Introduction
Increased risk of ischemic stroke in patients with atrial fibrillation (AF) emphasizes the importance of anticoagulation therapy for stroke prevention.1 Left atrial appendage (LAA) closure is considered an alternative to warfarin in patients with higher bleeding risk. LAA closure with the WATCHMAN device reportedly has a high successful implantation rate with low periprocedural risk of complications,2 and long-term safety comparable to that of warfarin.3,4 However, long-term clinical outcome data in real-world practice are still limited.5 The time to complete endothelial coverage of the device surface has not been clearly documented in humans.6 Herein, we describe a long-term complication after LAA closure, with delayed perforation of the WATCHMAN fabric membrane and associated stroke at 7 months after the procedure. The device shunt showed delayed disappearance after 15 months.
Case
A 69-year-old man with a history of hypertension, congestive heart failure, and persistent AF (CHA2 DS2-VASc score 3) was admitted. Because of a previous history of gastric bleeding during oral anticoagulation with warfarin, LAA closure was considered.
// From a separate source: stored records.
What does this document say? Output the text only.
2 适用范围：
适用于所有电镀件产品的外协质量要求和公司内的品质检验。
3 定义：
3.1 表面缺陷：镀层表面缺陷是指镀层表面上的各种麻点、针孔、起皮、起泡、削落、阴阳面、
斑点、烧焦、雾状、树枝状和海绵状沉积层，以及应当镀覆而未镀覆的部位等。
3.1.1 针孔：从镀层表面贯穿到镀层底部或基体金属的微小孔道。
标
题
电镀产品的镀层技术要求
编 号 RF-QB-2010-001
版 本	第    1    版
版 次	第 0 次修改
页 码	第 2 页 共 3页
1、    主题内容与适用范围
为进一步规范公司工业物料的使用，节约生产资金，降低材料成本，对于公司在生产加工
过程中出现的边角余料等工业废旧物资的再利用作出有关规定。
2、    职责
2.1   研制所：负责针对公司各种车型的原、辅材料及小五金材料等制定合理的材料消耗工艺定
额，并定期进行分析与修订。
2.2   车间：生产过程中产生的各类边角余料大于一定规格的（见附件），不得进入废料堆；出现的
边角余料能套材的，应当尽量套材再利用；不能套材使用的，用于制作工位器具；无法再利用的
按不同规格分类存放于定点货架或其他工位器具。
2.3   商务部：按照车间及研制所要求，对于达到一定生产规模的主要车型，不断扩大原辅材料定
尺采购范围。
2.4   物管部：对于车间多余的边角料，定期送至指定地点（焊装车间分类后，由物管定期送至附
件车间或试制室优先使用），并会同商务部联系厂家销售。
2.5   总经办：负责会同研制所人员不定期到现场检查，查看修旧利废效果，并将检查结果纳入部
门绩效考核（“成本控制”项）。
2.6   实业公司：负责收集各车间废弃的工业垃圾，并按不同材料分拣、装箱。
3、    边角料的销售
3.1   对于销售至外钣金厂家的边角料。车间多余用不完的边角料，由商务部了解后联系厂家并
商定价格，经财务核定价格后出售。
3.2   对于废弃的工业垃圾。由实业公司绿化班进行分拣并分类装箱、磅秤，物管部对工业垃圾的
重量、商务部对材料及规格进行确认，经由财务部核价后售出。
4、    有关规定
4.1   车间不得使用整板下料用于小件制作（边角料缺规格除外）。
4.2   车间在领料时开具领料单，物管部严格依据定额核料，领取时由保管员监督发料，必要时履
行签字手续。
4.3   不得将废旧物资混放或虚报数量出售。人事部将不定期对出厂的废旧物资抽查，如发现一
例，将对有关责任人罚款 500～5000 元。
A 27-mm WATCHMAN (Boston Scientific, Plymouth, MA, USA) device was successfully implanted on the initial attempt without acute procedure-related complications. A transesophageal echocardiogram (TEE) immediately after implantation and 8 weeks later showed adequate positioning without evident peri-device leakage. After 8 weeks of postprocedure anticoagulation, warfarin was changed to dual antiplatelet therapy with aspirin and clopidogrel.
Seven months after LAA occlusion, the patient was admitted to the emergency room with sudden dysarthria, and was diagnosed with multiple embolic cerebral infarctions on brain magnetic resonance imaging (Figure 1A). The patient was in sinus rhythm on admission. Central contrast filling in the LAA device was observed on cardiac computed tomography (CT) (Figure 1B and 1C), and to-and-fro flow communication at the center of the device and multiple thrombi were visible on the TEE (Figure 2A and 2B, Movie 1). At this time, we reexamined the 8-week postprocedure TEE, and a faint central jet with inward flow to the LAA was suspected (Movie 2).
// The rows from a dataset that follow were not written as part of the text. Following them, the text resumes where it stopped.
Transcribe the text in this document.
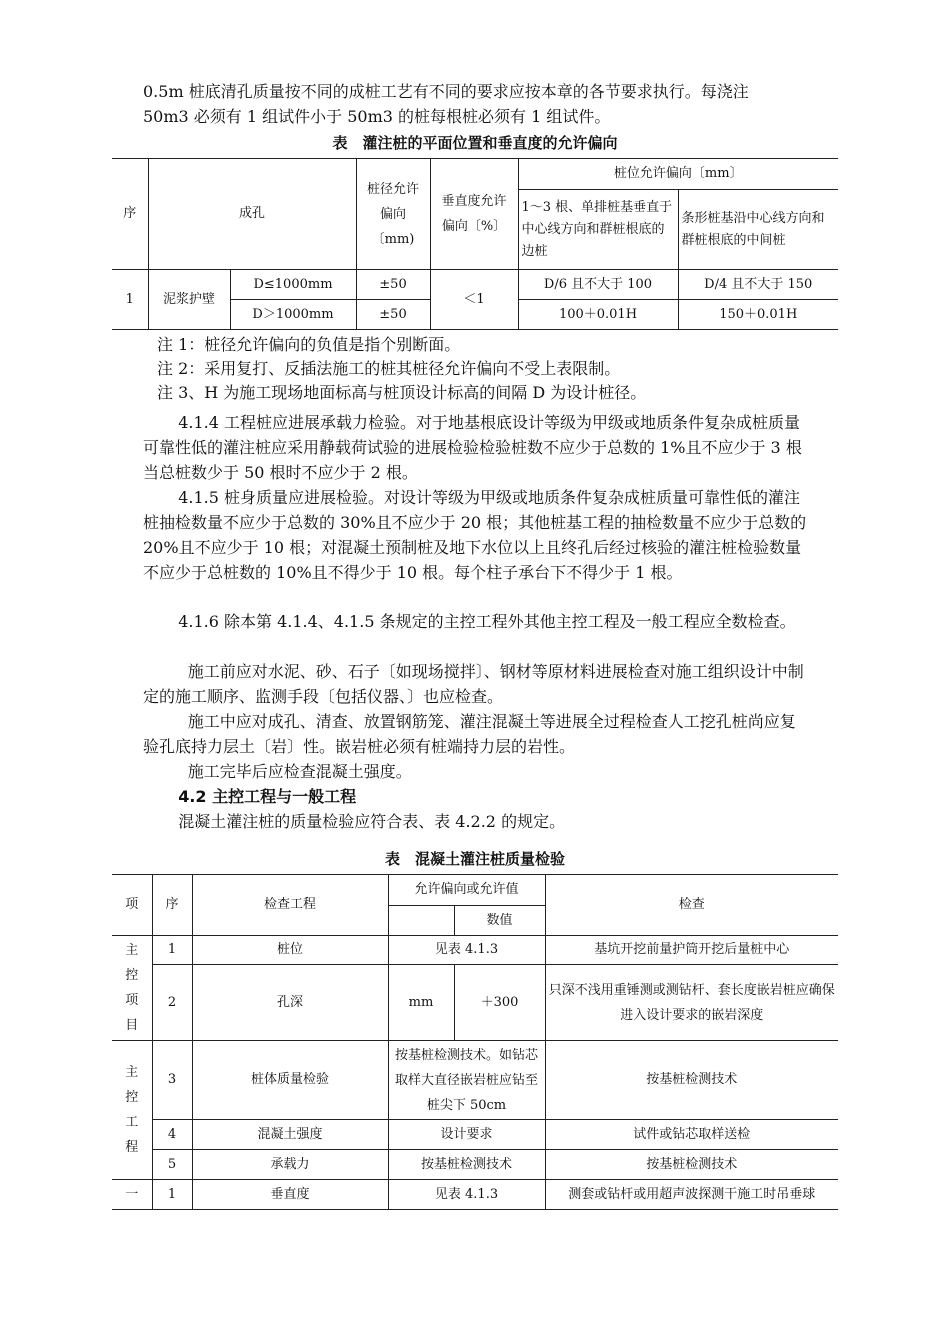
0.5m 桩底清孔质量按不同的成桩工艺有不同的要求应按本章的各节要求执行。每浇注

50m3 必须有 1 组试件小于 50m3 的桩每根桩必须有 1 组试件。

表　灌注桩的平面位置和垂直度的允许偏向
序	成孔		桩径允许偏向〔mm)	垂直度允许偏向〔%〕	桩位允许偏向〔mm〕	
					1～3 根、单排桩基垂直于中心线方向和群桩根底的边桩	条形桩基沿中心线方向和群桩根底的中间桩
1	泥浆护壁	D≤1000mm	±50	＜1	D/6 且不大于 100	D/4 且不大于 150
		D＞1000mm	±50		100＋0.01H	150＋0.01H
注 1：桩径允许偏向的负值是指个别断面。
注 2：采用复打、反插法施工的桩其桩径允许偏向不受上表限制。
注 3、H 为施工现场地面标高与桩顶设计标高的间隔 D 为设计桩径。

4.1.4 工程桩应进展承载力检验。对于地基根底设计等级为甲级或地质条件复杂成桩质量可靠性低的灌注桩应采用静载荷试验的进展检验检验桩数不应少于总数的 1%且不应少于 3 根当总桩数少于 50 根时不应少于 2 根。

4.1.5 桩身质量应进展检验。对设计等级为甲级或地质条件复杂成桩质量可靠性低的灌注桩抽检数量不应少于总数的 30%且不应少于 20 根；其他桩基工程的抽检数量不应少于总数的 20%且不应少于 10 根；对混凝土预制桩及地下水位以上且终孔后经过核验的灌注桩检验数量不应少于总桩数的 10%且不得少于 10 根。每个柱子承台下不得少于 1 根。

4.1.6 除本第 4.1.4、4.1.5 条规定的主控工程外其他主控工程及一般工程应全数检查。

施工前应对水泥、砂、石子〔如现场搅拌〕、钢材等原材料进展检查对施工组织设计中制定的施工顺序、监测手段〔包括仪器、〕也应检查。

施工中应对成孔、清查、放置钢筋笼、灌注混凝土等进展全过程检查人工挖孔桩尚应复验孔底持力层土〔岩〕性。嵌岩桩必须有桩端持力层的岩性。

施工完毕后应检查混凝土强度。

4.2 主控工程与一般工程

混凝土灌注桩的质量检验应符合表、表 4.2.2 的规定。

表　混凝土灌注桩质量检验
项	序	检查工程	允许偏向或允许值		检查
				数值	

主控项目	1	桩位	见表 4.1.3		基坑开挖前量护筒开挖后量桩中心
	2	孔深	mm	＋300	只深不浅用重锤测或测钻杆、套长度嵌岩桩应确保进入设计要求的嵌岩深度

主控工程	3	桩体质量检验	按基桩检测技术。如钻芯取样大直径嵌岩桩应钻至桩尖下 50cm		按基桩检测技术
	4	混凝土强度	设计要求		试件或钻芯取样送检
	5	承载力	按基桩检测技术		按基桩检测技术
一	1	垂直度	见表 4.1.3		测套或钻杆或用超声波探测干施工时吊垂球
The patient recovered on apixaban without neurologic sequelae and was followed without further events. The central communicating flow disappeared and organized thrombus filling the inner space of the device was observed at 15 months after the procedure (Movie 3).
Discussion
The WATCHMAN device has established use for LAA closure, and is an alternative to chronic oral anticoagulation in patients with nonvalvular AF at high risk for thromboembolism and bleeding.7,8 The noninferiority of the WATCHMAN device to warfarin in ischemic stroke and major bleeding was shown in randomized controlled trials.3,7,8 A study of 1,004 patients with successful WATCHMAN implantation reported acute procedure-related complications in 2.8% within 7 days, and 7.9% had serious adverse events including major bleeding, pericardial effusion, vascular damage, procedural air embolism, device embolization, and peri-device leakage within 30 days after the procedure.2 However, delayed complications related to suspected device perforation have not yet been reported.
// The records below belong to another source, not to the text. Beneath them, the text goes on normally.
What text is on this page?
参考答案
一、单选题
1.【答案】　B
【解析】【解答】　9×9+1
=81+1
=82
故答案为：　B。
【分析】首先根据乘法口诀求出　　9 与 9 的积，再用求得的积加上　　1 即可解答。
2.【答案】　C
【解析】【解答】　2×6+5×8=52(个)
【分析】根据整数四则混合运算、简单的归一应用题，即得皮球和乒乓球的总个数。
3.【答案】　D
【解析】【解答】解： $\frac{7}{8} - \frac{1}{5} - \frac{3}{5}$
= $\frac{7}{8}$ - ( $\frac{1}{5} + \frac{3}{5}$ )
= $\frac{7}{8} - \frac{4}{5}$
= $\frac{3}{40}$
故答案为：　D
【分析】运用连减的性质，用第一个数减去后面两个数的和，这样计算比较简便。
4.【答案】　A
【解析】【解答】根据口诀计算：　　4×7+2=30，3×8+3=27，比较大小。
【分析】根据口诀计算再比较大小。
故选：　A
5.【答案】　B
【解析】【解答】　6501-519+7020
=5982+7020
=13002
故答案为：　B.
The device comprises a nitinol frame and a fabric membrane. Although the device was implanted successfully in a single attempt, the thin fabric membrane could have been damaged by device manipulation or deployment. Alternatively, spontaneous restoration of sinus rhythm may have improved LAA contractility in this case; this might have unmasked a preexisting, unnoticed small defect on the device. Although the patient was in AF at 15 months of follow-up, the central communicating flow had disappeared. Therefore, delayed endothelialization should be considered in patients with contrast filling of the LAA on follow-up cardiac CT.6 If device-related thrombus formation or peri-device leakage is observed, extended anticoagulation may be considered.5,9 To determine the duration of anticoagulation, serial imaging should be performed until complete endothelialization of the device is likely.